Since then the IRS hasn’t left the group alone. For over a year now, FA
has been subjected to unannounced visits from IRS agents and threatening
phone calls.

       Luce believes the IRS harassment
is politically motivated. “(Last July) senior IRS officials, led
by Robert Keller, explicitlytold (me) that the goal of the IRS was to
‘shut down’ Fundamentalists Anonymous and make it ‘grovel’ to the IRS,”
he said.

       The IRS later apologized for
those statements. Only ten days later, however, FA received a “random”
audit notice from the agency.

       Fundamentalists Anonymous is
by no means the first or last group to receive such attention from the
IRS. Presidents Kennedy and Johnson both tried to use the IRS for political
gain without much success.
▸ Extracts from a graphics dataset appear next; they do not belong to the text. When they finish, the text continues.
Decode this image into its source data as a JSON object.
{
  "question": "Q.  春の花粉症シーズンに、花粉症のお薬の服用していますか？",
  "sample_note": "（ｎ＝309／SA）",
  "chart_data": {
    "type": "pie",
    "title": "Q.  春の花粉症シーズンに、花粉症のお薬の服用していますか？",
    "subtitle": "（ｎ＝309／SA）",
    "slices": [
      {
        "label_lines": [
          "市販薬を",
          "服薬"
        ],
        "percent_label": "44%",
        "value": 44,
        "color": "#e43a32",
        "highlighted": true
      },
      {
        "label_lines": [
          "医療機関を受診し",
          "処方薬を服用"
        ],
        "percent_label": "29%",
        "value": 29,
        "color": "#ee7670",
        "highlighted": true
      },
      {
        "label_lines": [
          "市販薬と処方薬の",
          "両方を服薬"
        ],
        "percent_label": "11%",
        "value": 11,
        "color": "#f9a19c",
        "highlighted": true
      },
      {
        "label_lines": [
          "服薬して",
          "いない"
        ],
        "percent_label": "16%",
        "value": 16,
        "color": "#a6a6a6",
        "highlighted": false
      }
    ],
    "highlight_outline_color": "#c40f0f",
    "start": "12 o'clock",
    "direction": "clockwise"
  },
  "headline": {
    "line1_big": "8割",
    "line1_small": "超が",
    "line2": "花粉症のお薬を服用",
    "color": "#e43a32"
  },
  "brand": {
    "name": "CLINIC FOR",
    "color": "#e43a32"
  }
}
It was left up to Richard Nixon to fully exploit
the power of the IRS.

       In 1969, Nixon authorized the
creation of the Special Service Staff (SSS)– a branch of the IRS dedicated
to investigating political dissidents and helping out Nixon friends.
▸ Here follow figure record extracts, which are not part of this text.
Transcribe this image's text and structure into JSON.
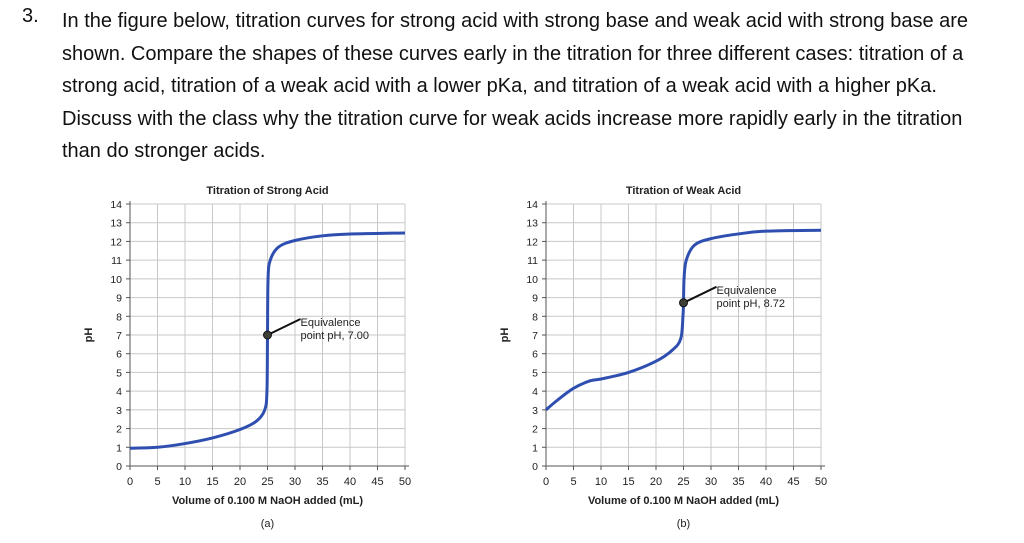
{
  "question": {
    "number": "3.",
    "text": "In the figure below, titration curves for strong acid with strong base and weak acid with strong base are shown. Compare the shapes of these curves early in the titration for three different cases: titration of a strong acid, titration of a weak acid with a lower pKa, and titration of a weak acid with a higher pKa. Discuss with the class why the titration curve for weak acids increase more rapidly early in the titration than do stronger acids."
  },
  "chart_data": [
    {
      "type": "line",
      "title": "Titration of Strong Acid",
      "xlabel": "Volume of 0.100 M NaOH added (mL)",
      "ylabel": "pH",
      "caption": "(a)",
      "xlim": [
        0,
        50
      ],
      "ylim": [
        0,
        14
      ],
      "xticks": [
        "0",
        "5",
        "10",
        "15",
        "20",
        "25",
        "30",
        "35",
        "40",
        "45",
        "50"
      ],
      "yticks": [
        "0",
        "1",
        "2",
        "3",
        "4",
        "5",
        "6",
        "7",
        "8",
        "9",
        "10",
        "11",
        "12",
        "13",
        "14"
      ],
      "grid": true,
      "line_color": "#2f4fb0",
      "x": [
        0,
        5,
        10,
        15,
        20,
        23,
        24.5,
        24.9,
        25,
        25.1,
        25.5,
        27,
        30,
        35,
        40,
        50
      ],
      "y": [
        0.95,
        1.0,
        1.2,
        1.5,
        1.95,
        2.4,
        3.0,
        4.0,
        7.0,
        10.0,
        11.0,
        11.7,
        12.05,
        12.3,
        12.4,
        12.45
      ],
      "annotation": {
        "x": 25,
        "y": 7.0,
        "line1": "Equivalence",
        "line2": "point pH, 7.00"
      }
    },
    {
      "type": "line",
      "title": "Titration of Weak Acid",
      "xlabel": "Volume of 0.100 M NaOH added (mL)",
      "ylabel": "pH",
      "caption": "(b)",
      "xlim": [
        0,
        50
      ],
      "ylim": [
        0,
        14
      ],
      "xticks": [
        "0",
        "5",
        "10",
        "15",
        "20",
        "25",
        "30",
        "35",
        "40",
        "45",
        "50"
      ],
      "yticks": [
        "0",
        "1",
        "2",
        "3",
        "4",
        "5",
        "6",
        "7",
        "8",
        "9",
        "10",
        "11",
        "12",
        "13",
        "14"
      ],
      "grid": true,
      "line_color": "#2f4fb0",
      "x": [
        0,
        2,
        5,
        8,
        10,
        15,
        20,
        23,
        24.5,
        24.9,
        25,
        25.1,
        25.5,
        27,
        30,
        35,
        40,
        50
      ],
      "y": [
        3.0,
        3.5,
        4.15,
        4.55,
        4.65,
        5.0,
        5.6,
        6.2,
        6.8,
        8.0,
        8.72,
        10.0,
        11.0,
        11.8,
        12.15,
        12.4,
        12.55,
        12.6
      ],
      "annotation": {
        "x": 25,
        "y": 8.72,
        "line1": "Equivalence",
        "line2": "point pH, 8.72"
      }
    }
  ]
}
       The SSS accomplished several
things for Nixon. It gave him access to confidential tax records and investigations,
which he used to gain an advantage over his opponents.
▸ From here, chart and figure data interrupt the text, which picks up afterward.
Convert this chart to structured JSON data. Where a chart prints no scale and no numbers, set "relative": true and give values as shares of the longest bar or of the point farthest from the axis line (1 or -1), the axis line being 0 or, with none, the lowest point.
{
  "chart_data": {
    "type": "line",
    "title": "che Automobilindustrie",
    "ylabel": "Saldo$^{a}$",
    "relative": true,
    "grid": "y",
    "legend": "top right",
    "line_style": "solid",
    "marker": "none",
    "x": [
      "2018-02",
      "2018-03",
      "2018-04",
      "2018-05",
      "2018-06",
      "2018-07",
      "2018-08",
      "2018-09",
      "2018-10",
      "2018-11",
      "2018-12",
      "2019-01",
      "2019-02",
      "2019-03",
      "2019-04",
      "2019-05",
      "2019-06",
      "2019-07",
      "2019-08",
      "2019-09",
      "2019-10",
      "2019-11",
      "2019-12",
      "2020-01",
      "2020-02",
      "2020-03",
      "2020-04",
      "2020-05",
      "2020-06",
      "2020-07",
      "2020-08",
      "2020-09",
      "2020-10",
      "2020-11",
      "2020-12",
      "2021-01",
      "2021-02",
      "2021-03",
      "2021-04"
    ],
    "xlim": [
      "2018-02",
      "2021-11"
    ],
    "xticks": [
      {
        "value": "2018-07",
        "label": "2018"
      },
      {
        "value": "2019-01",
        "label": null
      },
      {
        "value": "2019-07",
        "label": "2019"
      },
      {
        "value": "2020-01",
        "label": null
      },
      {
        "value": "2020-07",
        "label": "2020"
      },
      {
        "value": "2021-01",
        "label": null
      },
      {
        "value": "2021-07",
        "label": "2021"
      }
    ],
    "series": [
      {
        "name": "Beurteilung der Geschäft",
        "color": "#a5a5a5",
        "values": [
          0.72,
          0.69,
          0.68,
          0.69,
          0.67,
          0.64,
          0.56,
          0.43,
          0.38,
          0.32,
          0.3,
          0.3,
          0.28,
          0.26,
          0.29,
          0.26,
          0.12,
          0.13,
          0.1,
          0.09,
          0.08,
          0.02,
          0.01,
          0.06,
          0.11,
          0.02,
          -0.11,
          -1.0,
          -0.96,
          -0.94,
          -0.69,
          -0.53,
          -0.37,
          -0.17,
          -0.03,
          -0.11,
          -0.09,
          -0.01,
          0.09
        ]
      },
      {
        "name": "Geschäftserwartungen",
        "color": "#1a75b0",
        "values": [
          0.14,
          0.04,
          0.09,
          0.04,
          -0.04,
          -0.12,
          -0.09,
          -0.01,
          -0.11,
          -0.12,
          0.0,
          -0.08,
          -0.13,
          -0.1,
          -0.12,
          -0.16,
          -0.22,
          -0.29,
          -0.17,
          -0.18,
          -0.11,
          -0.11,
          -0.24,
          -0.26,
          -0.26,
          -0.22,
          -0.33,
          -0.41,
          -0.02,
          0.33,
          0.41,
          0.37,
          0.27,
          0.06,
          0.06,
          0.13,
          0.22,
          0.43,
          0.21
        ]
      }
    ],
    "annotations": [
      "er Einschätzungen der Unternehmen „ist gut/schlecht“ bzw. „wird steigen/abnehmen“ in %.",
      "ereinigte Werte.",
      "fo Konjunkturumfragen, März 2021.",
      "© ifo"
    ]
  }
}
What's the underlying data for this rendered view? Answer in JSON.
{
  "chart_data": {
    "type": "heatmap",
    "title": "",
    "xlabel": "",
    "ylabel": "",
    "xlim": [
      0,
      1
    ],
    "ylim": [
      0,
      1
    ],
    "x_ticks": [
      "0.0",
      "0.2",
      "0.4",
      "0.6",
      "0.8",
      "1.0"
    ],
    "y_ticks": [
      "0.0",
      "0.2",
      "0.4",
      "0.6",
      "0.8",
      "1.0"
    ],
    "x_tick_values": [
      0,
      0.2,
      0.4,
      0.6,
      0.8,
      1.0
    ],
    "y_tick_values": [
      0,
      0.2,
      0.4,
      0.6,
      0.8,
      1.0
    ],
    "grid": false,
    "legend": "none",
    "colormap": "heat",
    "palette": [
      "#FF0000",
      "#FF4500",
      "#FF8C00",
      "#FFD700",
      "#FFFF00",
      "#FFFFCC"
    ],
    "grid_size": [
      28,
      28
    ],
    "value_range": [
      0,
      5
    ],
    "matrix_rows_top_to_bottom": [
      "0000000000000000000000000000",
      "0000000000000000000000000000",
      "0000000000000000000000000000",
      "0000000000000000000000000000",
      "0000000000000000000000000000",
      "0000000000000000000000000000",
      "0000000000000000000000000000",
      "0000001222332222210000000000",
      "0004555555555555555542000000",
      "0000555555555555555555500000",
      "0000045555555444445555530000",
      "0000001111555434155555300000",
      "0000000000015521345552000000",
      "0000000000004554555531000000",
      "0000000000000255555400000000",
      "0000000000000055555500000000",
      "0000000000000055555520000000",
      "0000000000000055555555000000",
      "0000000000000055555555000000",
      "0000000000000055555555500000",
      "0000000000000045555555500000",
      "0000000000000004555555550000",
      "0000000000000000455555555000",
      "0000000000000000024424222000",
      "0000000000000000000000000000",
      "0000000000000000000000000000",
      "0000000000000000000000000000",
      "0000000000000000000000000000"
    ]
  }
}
       In 1972, for example, Nixon
was facing fierce competition from George Wallace in the Alabama Republican
primary. The Nixon campaign managed to garner an IRS file on some alleged
illegal dealings involving Wallace. They then leaked the file to the press
a few days before the primary.

       Nixon also sought to gain special
favors from the IRS for his friends. He intervened to make sure that supporters
such as the Rev. Billy Graham and John Wayne were not subjected to IRS
investigation. The Nixon administration also intervened to ensure that
the Committee to Re-Elect the President got special tax exemptions.

       The most appalling Nixon abuse
of the IRS was the so-called “Political Enemies Project.” Using
John Dean and Gordon Liddy as intermediaries Nixon drew up a plan which,
as Dean would later testify, was designed to “use the available machinery
to screw our political enemies.”

       The White House made lists
of opponents, and then applied pressure on the IRS (and FBI) to have these
people audited and harassed. The strategy seemed to work as those on the
list were audited at a much higher rate than the average taxpayer.

       By 1972, the SSS kept detailed
records on over 2,500 organizations and 7,000 individuals who held beliefs
contrary to Nixon’s.

       After Watergate testimony revealed
the Nixon abuses of the IRS, Congress passed a series of laws aimed at
protecting citizens. Unfortunately those laws proved ineffective in shielding
political activists, and have been easily sidestepped by subsequent presidents.

       When the North American Congress
on Latin America criticized President Reagan’s policies on Nicaragua,
the IRS tried to withdraw the group’s tax-exempt status at the urging
of the White House. Similarly, many activists who visited Nicaragua returned
home to find audit notifications waiting for them.

       In the best tradition of Senator
McCarthy, persecution of political dissidents continues.